L’utilisation de la pleine conscience repose sur un changement de postulat. Alors que les thérapies cognitives classiques avançaient qu’il fallait travailler sur les contenus des pensées négatives et les biais cognitifs, l’application de la méditation à la prévention des rechutes dépressives se base sur des résultats qui conduisent à penser que la vulnérabilité dépend avant tout de l’humeur plutôt que du contenu des pensées. L’humeur jouerait un rôle prépondérant en contribuant aux pensées dysfonctionnelles et à la rechute dépressive.
« Il s’est rarement produit au cours des recherches en psychologie clinique qu’une prédiction aussi forte soit rejetée de manière aussi tranchée. Des attitudes et croyances dysfonctionnelles n’étaient pas des causes de rechutes. » La pratique de la pleine conscience est un exercice utilisé dans la psychothérapie comportementale dialectique, traitement lus spécialement destiné aux patients souffrant de troubles de la personnalité « borderline ». La « réduction du stress à partir de la pleine conscience », développée en 1975, a été obtenue par la méditation à partir d’une adaptation laïque de la méditation bouddhiste pleine conscience qui vise à combattre l’angoisse, le stress, la maladie et la douleur. Elle est aussi une technique de bien-être qui permet aux individus de vivre plus intensément le moment présent.
Définition de la méditation
La méditation ne consiste pas à penser à rien mais à orienter son attention sur ses sensations, sa respiration ou tout autre phénomène psychologique comparable à la douleur. En se mettant à l’écoute de ses sensations, le méditant découvre la structure de ses habitudes. Les pensées ont un impact majeur sur ses émotions et ses décisions quotidiennes. La méditation met le pratiquant dans une prise de conscience directe de ses sensations au moment présent.
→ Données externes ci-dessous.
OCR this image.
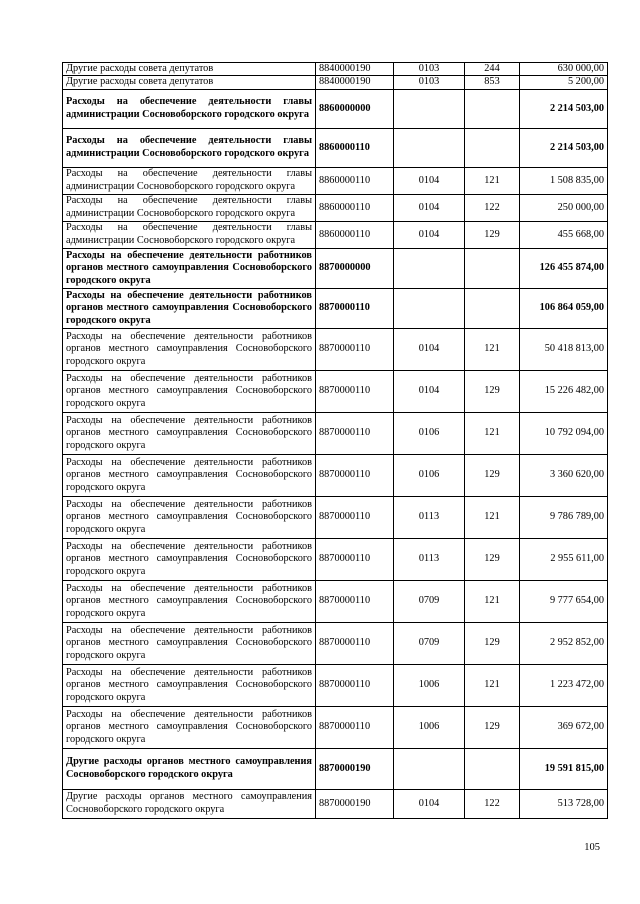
Другие расходы совета депутатов	8840000190	0103	244	630 000,00
Другие расходы совета депутатов	8840000190	0103	853	5 200,00
Расходы на обеспечение деятельности главы администрации Сосновоборского городского округа	8860000000			2 214 503,00
Расходы на обеспечение деятельности главы администрации Сосновоборского городского округа	8860000110			2 214 503,00
Расходы на обеспечение деятельности главы администрации Сосновоборского городского округа	8860000110	0104	121	1 508 835,00
Расходы на обеспечение деятельности главы администрации Сосновоборского городского округа	8860000110	0104	122	250 000,00
Расходы на обеспечение деятельности главы администрации Сосновоборского городского округа	8860000110	0104	129	455 668,00
Расходы на обеспечение деятельности работников органов местного самоуправления Сосновоборского городского округа	8870000000			126 455 874,00
Расходы на обеспечение деятельности работников органов местного самоуправления Сосновоборского городского округа	8870000110			106 864 059,00
Расходы на обеспечение деятельности работников органов местного самоуправления Сосновоборского городского округа	8870000110	0104	121	50 418 813,00
Расходы на обеспечение деятельности работников органов местного самоуправления Сосновоборского городского округа	8870000110	0104	129	15 226 482,00
Расходы на обеспечение деятельности работников органов местного самоуправления Сосновоборского городского округа	8870000110	0106	121	10 792 094,00
Расходы на обеспечение деятельности работников органов местного самоуправления Сосновоборского городского округа	8870000110	0106	129	3 360 620,00
Расходы на обеспечение деятельности работников органов местного самоуправления Сосновоборского городского округа	8870000110	0113	121	9 786 789,00
Расходы на обеспечение деятельности работников органов местного самоуправления Сосновоборского городского округа	8870000110	0113	129	2 955 611,00
Расходы на обеспечение деятельности работников органов местного самоуправления Сосновоборского городского округа	8870000110	0709	121	9 777 654,00
Расходы на обеспечение деятельности работников органов местного самоуправления Сосновоборского городского округа	8870000110	0709	129	2 952 852,00
Расходы на обеспечение деятельности работников органов местного самоуправления Сосновоборского городского округа	8870000110	1006	121	1 223 472,00
Расходы на обеспечение деятельности работников органов местного самоуправления Сосновоборского городского округа	8870000110	1006	129	369 672,00
Другие расходы органов местного самоуправления Сосновоборского городского округа	8870000190			19 591 815,00
Другие расходы органов местного самоуправления Сосновоборского городского округа	8870000190	0104	122	513 728,00
105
Pleine conscience, méditation et thérapie

La pleine conscience ou mindfulness est un état psychologique qui centre l’individu sur le moment présent. La méditation, par contre, est une technique visant à atteindre l’état de pleine conscience le plus souvent possible. La thérapie cognitive consiste à appliquer un programme d’exercices de méditations qui vise à la réduction du stress et la disparition des états d’angoisse. Cependant, dans une perspective de psychologie positive, la méditation pleine conscience est une technique de bien-être voire de développement personnel qui est prévue pour être appliquée en deux périodes de vingt minutes de méditation chaque jour.
Les méthodes de méditation bénéficient actuellement d’un regain de faveur en raison des nombreux échecs rencontrés par les antalgiques dans leur lutte contre la douleur en particulier. Elle est devenue la pierre d’achoppement de la lutte pour le bienêtre et contre le mal-être dont la principale composante est constituée par la quasi impossibilité de se débarrasser des diverses formes algiques qui s’emparent en particulier des malades atteints de cancer et dont le nombre progresse au fur et à mesure que la longévité augmente et avec elle la fréquence des cancers et celle des inconforts permanents ressentis au cours de leur évolution. Cette situation incite les soignants de la médecine palliative spécialement destinée à maitriser la lourde symptomatologie de la maladie cancéreuse à recourir dans la plus large mesure possible à une lutte acharnée pour préserver les malades parvenus au dernier stade de leur pathologie de tout intrusion d’inconfort à une échelle de temps prolongée.